LX: Past climates provide a window to look at the amazing history of the Earth. This also provides a basis for predicting the future. That’s very cool!
Why is Open Science important in paleoclimate research?
MC: Because climate change is a global and urgent challenge and paleoclimate is a fundamental piece of climate change science, all the data and information in these disciplines needs to be publicly and globally available.
RN: I believe Open Science is important in all scientific fields, but for paleoclimate research this is particularly true. Overall paleoclimatic records cover distinct spatial and temporal limits and to evaluate regional and global climate we need broad access to published works, data, computational and methodological research protocols. I believe this is something the paleoscience community is very keen on achieving. We have a range of initiatives in terms sample and data repositories governed by curatorial guidelines, and different approaches on how to improve these repositories. There are also initiatives such as the PAGES (Past Global Changes group) with important Open Science actions and research and outreach initiatives associated with paleoclimate research. I also think that because paleosciences are not well known to the general public Open Science actions play an essential role in the communication and dissemination of the knowledge generated by paleoclimate research to society. This results in broader impact for paleoclimate research results and their social and economical benefits– which is what we all, as scientists, want.
LQ: Open Science provides an efficient avenue for the rapid dissemination of paleoclimate research, which underpins critically important climate models used to predict current and future climate change. It also stimulates increased collaboration and promotes Open Access publication and sharing of data. Open Science is particularly important from the perspective of the Global South, as we have limited funds and often struggle to gain access to publications.

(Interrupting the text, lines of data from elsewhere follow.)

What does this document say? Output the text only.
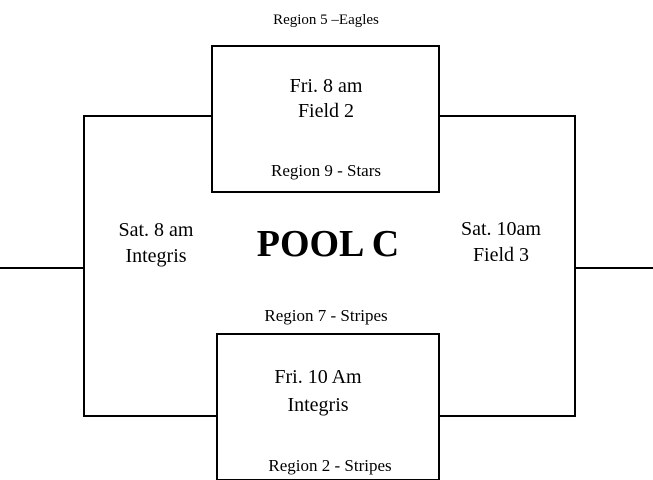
Region 5 –Eagles
Fri. 8 am
Field 2
Region 9 - Stars
Sat. 8 am
Integris POOL C	Sat. 10am
Field 3
Region 7 - Stripes
Fri. 10 Am
Integris
Region 2 - Stripes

LX: Everybody has the right to learn the latest scientific findings. Open Science provides an excellent platform for this. It makes scientific processes more democratic.

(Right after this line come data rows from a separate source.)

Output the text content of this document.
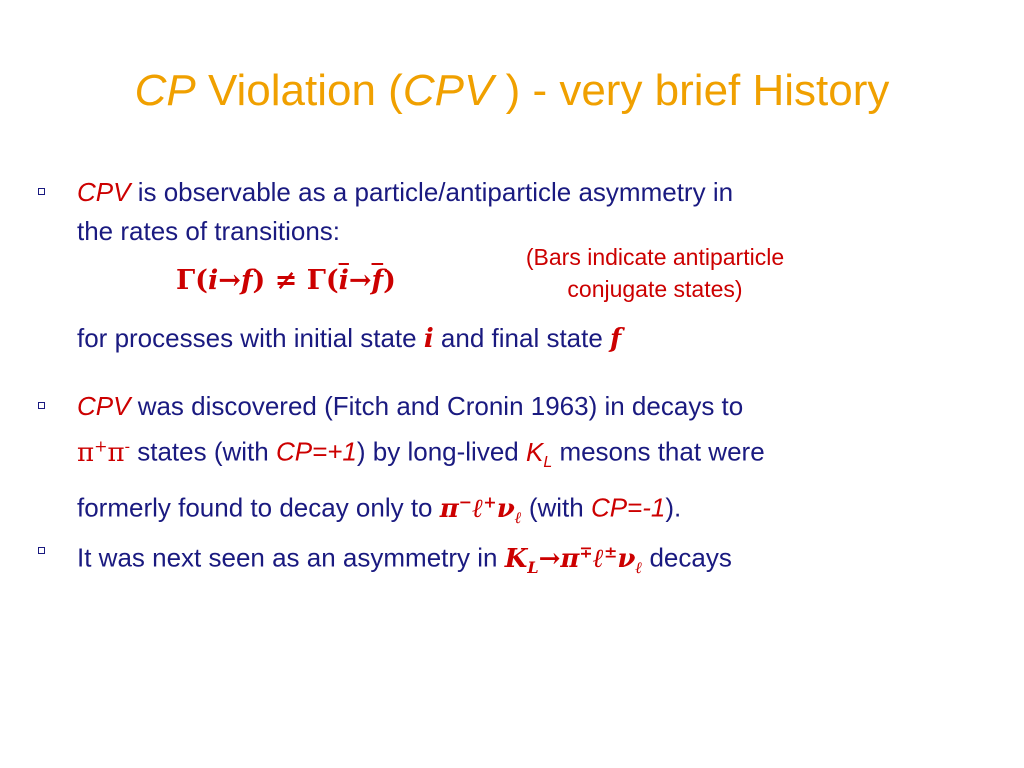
CP Violation (CPV ) - very brief History
CPV is observable as a particle/antiparticle asymmetry in
the rates of transitions:
(Bars indicate antiparticle
conjugate states)
$\Gamma(i\to f) \ne \Gamma(\overline{i}\to\overline{f})$
for processes with initial state i and final state f
CPV was discovered (Fitch and Cronin 1963) in decays to
π+π- states (with CP=+1) by long-lived $K_L$ mesons that were
formerly found to decay only to $\pi^-\ell^+\nu_\ell$ (with CP=-1).
It was next seen as an asymmetry in $K_L\to\pi^\mp\ell^\pm\nu_\ell$ decays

How can interdisciplinary approaches help drive research forwards?
MC: Interdisciplinarity is fundamental in the study of the Earth system for its extreme complexity. The frontiers between disciplines is a zone where scientific advances are more difficult and slower. This is thus often where the limiting factors of our understanding lie.

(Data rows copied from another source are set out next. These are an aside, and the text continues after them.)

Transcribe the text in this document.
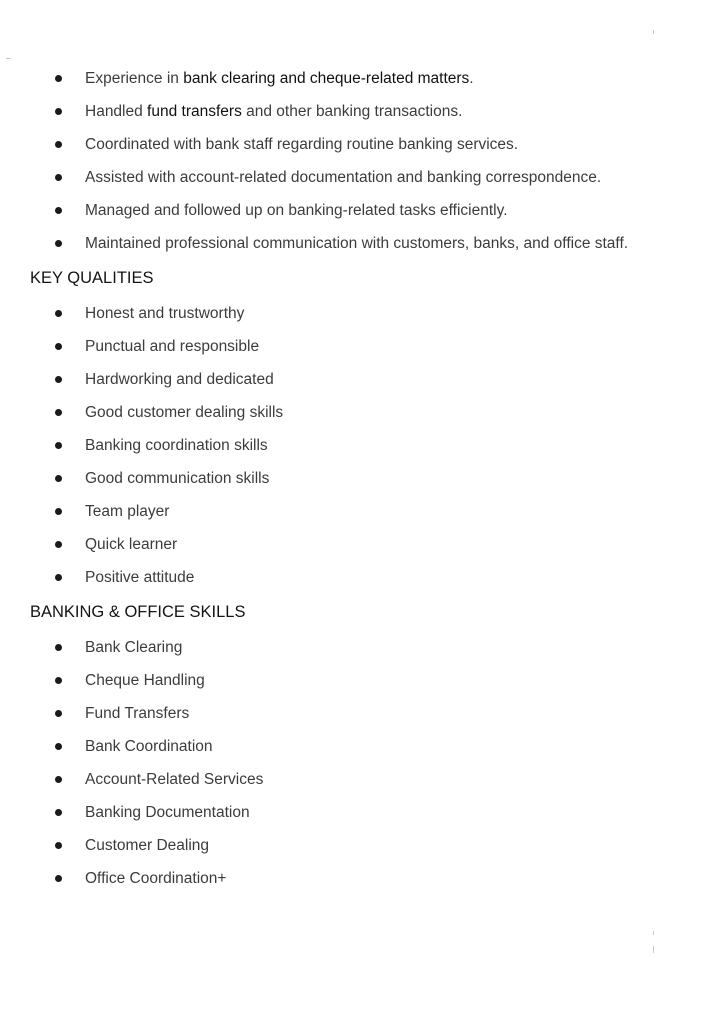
Experience in bank clearing and cheque-related matters.
Handled fund transfers and other banking transactions.
Coordinated with bank staff regarding routine banking services.
Assisted with account-related documentation and banking correspondence.
Managed and followed up on banking-related tasks efficiently.
Maintained professional communication with customers, banks, and office staff.
KEY QUALITIES
Honest and trustworthy
Punctual and responsible
Hardworking and dedicated
Good customer dealing skills
Banking coordination skills
Good communication skills
Team player
Quick learner
Positive attitude
BANKING & OFFICE SKILLS
Bank Clearing
Cheque Handling
Fund Transfers
Bank Coordination
Account-Related Services
Banking Documentation
Customer Dealing
Office Coordination+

RN: The paleoscience community brings together researchers from different scientific fields (chemistry, physics, geology, biology, anthropology amongst others). We are all focused on better understanding Earth’s past climates to provide a clearer view of the future. Over the last decade we’ve seen major advances in paleoclimatic science with the contribution of the development of new analytical, statistical and mathematical modeling tools. This was only possible through interdisciplinary approaches and the understanding of the paleoscience community that integrating multiple knowledge fields is the only way forward.
LQ: Interdisciplinary approaches are not just helpful but essential to advance paleoscience research and ensure that there is relevancy to the broader scientific community and society. In my personal capacity, the greatest insights and subsequent research outputs have always come from working within a team of diverse scientists with expertise ranging from geochemistry to botany to aerobiology.
LX: Communications between people with different discipline backgrounds have the potential to spark new scientific ideas. Keeping eyes on progress in technology may also be helpful for one’s own research.